Gyan AI has recently unveiled Paramanu-Ganita – a mathematical language model of 208 million parameters.
Despite its relatively modest size—35 times smaller than bigger LLMs—it outshines its counterparts, including generalist models like LLama and Falcon and specialised models like Minerva, by significant margins in the GSM8k benchmark.
The model’s success highlights the efficiency of developing domain-specific models from scratch rather than adapting general LLMs to specific domains.
The research team consists of Mitodru Niyogi, founder and chief executive officer of Gyan AI, and Arnab Bhattacharya, computer science and engineering professor at IIT Kanpur, India, and AI advisor at Gyan AI. Niyogi is also associated with Abu Dhabi’s MBZUAI as an AI Researcher.
Training Method
The model was trained on a unique, high-quality mathematical corpus curated by the researchers, consisting of textbooks, lecture notes, and web-sourced materials.
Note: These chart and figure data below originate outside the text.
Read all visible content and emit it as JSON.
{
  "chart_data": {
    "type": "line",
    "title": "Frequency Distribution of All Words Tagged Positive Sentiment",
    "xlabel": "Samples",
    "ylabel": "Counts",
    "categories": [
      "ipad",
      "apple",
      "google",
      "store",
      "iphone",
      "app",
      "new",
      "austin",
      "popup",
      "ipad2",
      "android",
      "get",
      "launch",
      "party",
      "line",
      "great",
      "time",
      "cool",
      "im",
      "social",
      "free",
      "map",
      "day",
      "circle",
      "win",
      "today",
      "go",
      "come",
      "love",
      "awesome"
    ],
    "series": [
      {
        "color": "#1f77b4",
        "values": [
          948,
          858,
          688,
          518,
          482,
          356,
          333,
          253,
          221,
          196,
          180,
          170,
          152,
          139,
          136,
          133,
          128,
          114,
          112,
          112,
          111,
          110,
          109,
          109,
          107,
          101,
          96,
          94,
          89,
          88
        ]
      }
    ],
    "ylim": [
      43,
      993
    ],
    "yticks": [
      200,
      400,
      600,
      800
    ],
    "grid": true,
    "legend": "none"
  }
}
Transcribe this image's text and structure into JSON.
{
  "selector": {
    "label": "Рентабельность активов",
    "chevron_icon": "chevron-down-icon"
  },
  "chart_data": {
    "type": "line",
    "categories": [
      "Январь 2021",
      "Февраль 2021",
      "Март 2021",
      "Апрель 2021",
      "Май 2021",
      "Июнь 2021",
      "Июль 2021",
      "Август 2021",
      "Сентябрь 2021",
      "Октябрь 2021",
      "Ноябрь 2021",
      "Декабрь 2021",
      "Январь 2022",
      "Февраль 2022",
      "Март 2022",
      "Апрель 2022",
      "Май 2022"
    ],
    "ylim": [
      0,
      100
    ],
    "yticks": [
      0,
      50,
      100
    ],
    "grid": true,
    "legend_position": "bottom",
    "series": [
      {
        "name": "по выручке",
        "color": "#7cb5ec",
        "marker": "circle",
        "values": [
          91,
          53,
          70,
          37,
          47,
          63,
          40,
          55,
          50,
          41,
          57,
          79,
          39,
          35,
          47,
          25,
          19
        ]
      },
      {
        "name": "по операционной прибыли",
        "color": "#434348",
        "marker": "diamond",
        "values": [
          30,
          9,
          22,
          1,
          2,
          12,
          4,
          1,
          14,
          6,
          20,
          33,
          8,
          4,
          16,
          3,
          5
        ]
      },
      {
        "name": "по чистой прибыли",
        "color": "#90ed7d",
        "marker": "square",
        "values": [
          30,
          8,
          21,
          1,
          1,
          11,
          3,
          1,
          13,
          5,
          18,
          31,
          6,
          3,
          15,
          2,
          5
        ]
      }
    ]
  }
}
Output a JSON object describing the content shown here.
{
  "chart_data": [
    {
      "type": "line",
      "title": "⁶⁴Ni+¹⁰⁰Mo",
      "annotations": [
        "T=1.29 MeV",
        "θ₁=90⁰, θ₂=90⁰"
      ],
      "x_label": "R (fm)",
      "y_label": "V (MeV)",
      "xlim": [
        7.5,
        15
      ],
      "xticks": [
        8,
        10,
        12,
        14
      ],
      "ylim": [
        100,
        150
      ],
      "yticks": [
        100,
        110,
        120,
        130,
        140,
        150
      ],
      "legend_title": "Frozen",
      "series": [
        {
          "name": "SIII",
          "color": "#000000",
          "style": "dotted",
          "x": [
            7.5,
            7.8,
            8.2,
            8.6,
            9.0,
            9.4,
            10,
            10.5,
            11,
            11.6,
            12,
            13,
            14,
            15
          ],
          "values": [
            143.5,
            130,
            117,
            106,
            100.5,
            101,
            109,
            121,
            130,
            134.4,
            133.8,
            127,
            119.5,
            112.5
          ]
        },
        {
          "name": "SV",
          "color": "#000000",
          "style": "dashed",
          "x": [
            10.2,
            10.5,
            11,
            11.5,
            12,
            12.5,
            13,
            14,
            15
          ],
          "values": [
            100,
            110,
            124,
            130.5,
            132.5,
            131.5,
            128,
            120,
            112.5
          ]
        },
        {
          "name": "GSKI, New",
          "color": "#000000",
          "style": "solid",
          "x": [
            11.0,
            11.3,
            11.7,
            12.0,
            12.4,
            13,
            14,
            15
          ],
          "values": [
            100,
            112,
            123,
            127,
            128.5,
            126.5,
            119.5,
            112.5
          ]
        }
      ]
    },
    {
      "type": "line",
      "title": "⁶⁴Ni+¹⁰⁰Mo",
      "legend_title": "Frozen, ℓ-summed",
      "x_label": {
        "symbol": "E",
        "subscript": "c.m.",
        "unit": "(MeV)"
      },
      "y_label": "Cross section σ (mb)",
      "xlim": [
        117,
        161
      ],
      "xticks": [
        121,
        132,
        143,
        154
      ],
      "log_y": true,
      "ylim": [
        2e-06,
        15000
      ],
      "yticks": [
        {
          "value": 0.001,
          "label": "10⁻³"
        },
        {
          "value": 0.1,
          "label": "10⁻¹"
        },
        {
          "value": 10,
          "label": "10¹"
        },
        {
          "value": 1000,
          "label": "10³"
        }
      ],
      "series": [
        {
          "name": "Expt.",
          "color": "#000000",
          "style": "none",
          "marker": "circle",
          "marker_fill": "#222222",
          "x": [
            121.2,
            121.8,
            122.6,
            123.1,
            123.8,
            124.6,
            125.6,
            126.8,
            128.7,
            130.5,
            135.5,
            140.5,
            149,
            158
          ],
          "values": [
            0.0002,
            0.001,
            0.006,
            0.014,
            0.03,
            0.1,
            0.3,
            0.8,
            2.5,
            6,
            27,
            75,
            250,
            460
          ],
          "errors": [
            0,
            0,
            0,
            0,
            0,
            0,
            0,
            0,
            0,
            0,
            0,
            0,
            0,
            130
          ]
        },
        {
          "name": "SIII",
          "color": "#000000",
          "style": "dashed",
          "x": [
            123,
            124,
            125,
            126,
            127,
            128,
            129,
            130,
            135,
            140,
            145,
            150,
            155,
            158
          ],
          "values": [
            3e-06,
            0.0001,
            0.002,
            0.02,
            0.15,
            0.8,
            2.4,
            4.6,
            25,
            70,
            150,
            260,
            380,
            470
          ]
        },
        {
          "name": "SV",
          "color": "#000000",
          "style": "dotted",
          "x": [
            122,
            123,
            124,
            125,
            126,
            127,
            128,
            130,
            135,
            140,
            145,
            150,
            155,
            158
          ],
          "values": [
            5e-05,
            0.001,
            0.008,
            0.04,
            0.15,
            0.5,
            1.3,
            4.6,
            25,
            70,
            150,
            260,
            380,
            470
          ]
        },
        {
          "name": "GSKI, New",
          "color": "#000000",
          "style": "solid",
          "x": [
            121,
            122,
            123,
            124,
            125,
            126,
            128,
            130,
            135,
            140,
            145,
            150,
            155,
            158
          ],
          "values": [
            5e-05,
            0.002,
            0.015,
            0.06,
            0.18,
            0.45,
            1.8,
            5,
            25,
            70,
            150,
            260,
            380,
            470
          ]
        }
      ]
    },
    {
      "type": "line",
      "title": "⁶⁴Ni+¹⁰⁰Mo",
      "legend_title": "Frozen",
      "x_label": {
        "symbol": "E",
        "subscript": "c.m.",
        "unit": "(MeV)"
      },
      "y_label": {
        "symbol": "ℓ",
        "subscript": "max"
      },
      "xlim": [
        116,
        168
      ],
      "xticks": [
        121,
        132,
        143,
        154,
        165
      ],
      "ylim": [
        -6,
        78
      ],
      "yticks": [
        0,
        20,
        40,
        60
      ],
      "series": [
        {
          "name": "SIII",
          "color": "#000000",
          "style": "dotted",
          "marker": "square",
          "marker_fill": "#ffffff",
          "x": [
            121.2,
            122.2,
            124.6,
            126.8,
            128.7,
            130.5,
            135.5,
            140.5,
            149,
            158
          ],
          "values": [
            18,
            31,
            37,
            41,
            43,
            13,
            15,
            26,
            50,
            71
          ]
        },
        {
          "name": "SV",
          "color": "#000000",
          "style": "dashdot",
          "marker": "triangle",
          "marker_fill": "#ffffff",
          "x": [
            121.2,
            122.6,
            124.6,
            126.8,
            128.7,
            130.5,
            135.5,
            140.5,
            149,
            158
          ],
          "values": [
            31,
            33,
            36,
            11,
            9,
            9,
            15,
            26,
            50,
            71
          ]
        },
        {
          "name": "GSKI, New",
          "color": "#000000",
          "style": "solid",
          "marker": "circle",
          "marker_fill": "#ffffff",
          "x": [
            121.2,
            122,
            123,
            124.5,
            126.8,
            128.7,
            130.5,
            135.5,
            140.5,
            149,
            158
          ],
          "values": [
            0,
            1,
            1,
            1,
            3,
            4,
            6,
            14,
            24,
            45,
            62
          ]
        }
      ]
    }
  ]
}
It was trained only for 146 hours of A100.
Paramanu-Ganita’s success can be attributed to its training regimen and its specialisation in mathematics. The model utilises an Auto-Regressive (AR) decoder that processes information sequentially, making it particularly adept at solving complex mathematical problems through logical reasoning. Its training was executed on various mathematical texts and source codes, ensuring a comprehensive understanding and application of mathematical logic and problem-solving.
The model’s performance was rigorously evaluated using perplexity metrics and benchmarks, confirming its effectiveness in handling complex mathematical problems efficiently.
The implications of such a specialised tool are vast. Paramanu-Ganita offers a reliable, efficient, and less resource-intensive alternative to larger, more generalised language models for industries and sectors relying heavily on mathematical calculations and modelling.
It also shows that smaller, domain-focused models can match or even exceed the performance of their larger counterparts without the need for massive computational power or financial investment.
Previously, the researchers had come up with Paramanu, a series of language models tailored for ten Indian languages, including Assamese, Bangla, Hindi, and others, using five different scripts. These models range from 13.29M to 367.5M parameters and were developed on a single GPU with a context size of 1024. The lineup features monolingual, bilingual, and multilingual configurations, the latter avoiding the “curse of multilinguality” by using typologically similar corpora.